Auch von VICE: Wenn man seit Jahren die Familie nicht sehen kann


Seitdem die islamistischen Hamas 2006 an die Macht kam, steht der Gazastreifen unter israelischer Blockade, die je nach Sicherheitslage verschärft oder gelockert wurde. Menschen können nicht oder nur unter hohen Auflagen ausreisen, die Einfuhr von Gütern wird streng überwacht. 40 Prozent der erwerbsfähigen Männer sind arbeitslos, die Hälfte der Bevölkerung sind Kinder oder Jugendliche. Viele Menschen in Gaza sind auf die Versorgung durch Hilfsorganisationen angewiesen.
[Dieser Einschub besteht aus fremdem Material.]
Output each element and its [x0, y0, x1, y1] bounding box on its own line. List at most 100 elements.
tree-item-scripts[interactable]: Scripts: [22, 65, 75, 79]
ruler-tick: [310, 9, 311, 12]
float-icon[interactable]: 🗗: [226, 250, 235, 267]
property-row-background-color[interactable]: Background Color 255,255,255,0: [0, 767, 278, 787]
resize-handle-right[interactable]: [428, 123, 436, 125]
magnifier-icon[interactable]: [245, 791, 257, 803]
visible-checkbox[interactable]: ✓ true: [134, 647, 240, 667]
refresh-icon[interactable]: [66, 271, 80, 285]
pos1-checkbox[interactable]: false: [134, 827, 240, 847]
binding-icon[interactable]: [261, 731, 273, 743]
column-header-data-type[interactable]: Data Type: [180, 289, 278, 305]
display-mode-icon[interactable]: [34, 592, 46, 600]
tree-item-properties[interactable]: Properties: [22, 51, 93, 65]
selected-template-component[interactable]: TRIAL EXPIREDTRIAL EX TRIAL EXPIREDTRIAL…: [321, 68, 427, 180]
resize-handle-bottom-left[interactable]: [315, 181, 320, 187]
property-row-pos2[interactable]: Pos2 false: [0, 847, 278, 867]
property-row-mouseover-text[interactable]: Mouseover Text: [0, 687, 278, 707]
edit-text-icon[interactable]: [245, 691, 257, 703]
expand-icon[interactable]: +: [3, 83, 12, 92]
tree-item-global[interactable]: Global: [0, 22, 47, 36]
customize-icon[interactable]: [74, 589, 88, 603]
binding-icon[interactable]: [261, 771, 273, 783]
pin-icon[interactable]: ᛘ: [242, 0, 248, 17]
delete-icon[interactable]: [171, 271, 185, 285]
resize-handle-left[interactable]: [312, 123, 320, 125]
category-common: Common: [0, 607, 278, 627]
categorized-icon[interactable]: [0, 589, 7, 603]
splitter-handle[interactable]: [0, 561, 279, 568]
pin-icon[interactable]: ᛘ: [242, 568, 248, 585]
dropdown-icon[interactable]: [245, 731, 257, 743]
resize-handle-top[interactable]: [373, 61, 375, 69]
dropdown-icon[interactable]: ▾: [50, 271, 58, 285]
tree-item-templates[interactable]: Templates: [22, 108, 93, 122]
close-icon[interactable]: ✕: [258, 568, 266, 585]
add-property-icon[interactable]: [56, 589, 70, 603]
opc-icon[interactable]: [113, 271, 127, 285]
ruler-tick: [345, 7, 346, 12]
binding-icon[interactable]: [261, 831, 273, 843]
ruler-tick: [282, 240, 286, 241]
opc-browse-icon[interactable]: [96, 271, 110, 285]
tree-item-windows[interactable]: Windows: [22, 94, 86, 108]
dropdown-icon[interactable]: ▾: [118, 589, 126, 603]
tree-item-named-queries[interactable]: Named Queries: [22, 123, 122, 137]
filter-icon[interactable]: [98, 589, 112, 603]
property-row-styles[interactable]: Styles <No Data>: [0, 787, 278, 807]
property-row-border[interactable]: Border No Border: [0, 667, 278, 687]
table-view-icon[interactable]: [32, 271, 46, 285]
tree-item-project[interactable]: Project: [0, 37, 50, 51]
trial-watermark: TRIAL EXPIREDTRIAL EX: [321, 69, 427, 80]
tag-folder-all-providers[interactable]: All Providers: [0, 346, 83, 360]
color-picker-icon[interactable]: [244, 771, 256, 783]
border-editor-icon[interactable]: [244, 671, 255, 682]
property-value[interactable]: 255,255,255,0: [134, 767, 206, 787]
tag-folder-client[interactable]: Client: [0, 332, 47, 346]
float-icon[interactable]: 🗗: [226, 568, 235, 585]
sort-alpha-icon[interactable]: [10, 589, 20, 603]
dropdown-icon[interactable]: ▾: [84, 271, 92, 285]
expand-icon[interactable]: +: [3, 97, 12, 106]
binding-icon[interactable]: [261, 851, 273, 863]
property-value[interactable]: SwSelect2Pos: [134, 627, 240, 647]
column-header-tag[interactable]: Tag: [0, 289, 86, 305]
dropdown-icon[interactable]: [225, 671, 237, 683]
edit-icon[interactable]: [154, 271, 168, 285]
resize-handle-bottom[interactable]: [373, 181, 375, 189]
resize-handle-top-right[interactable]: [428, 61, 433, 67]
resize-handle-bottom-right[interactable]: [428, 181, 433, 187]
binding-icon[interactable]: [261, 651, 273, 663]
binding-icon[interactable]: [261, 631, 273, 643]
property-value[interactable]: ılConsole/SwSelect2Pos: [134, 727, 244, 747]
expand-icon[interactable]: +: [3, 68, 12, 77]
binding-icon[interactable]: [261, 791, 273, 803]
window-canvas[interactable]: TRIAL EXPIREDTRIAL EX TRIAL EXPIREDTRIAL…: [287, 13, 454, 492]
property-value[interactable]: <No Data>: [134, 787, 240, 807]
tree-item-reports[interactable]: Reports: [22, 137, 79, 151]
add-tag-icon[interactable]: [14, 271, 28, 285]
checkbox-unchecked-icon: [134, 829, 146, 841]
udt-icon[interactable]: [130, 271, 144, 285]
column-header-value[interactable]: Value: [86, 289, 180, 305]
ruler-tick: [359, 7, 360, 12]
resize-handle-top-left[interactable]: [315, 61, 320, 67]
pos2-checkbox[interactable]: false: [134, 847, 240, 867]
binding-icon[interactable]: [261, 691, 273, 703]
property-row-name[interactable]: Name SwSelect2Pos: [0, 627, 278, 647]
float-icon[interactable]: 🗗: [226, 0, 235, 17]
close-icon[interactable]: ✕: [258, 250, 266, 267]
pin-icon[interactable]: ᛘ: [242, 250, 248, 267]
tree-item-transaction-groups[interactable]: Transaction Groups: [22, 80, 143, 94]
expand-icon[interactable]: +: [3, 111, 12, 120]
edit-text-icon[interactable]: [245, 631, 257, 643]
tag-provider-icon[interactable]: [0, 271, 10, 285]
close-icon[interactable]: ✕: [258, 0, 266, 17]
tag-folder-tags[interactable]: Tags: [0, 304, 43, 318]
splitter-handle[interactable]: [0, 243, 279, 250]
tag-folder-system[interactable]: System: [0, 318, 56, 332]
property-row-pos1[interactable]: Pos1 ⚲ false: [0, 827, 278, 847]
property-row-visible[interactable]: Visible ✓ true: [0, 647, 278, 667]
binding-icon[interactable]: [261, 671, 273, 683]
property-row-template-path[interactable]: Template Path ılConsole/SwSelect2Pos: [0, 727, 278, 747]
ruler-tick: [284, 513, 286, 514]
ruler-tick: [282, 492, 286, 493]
Aktuell ist die Lage im Gazastreifen so dramatisch wie noch nie. Als Reaktion auf den brutalen Hamas-Angriff auf Israel am 7. Oktober fliegt die israelische Luftwaffe täglich Angriffe auf Ziele in dem dicht besiedelten Gebiet und hat den Gazastreifen komplett abgeriegelt, die Strom- und Wasserzufuhr in das Gebiet zumindest teilweise eingeschränkt. Laut palästinensischer Gesundheitsbehörde, die allerdings von der Hamas kontrolliert wird, sind bislang mehr als 7.000 Menschen durch die Luftangriffe getötet worden. Über eine Million Menschen sind aus Gaza-Stadt im Norden in den Süden geflohen. Hunderttausende haben ihr Zuhause verloren.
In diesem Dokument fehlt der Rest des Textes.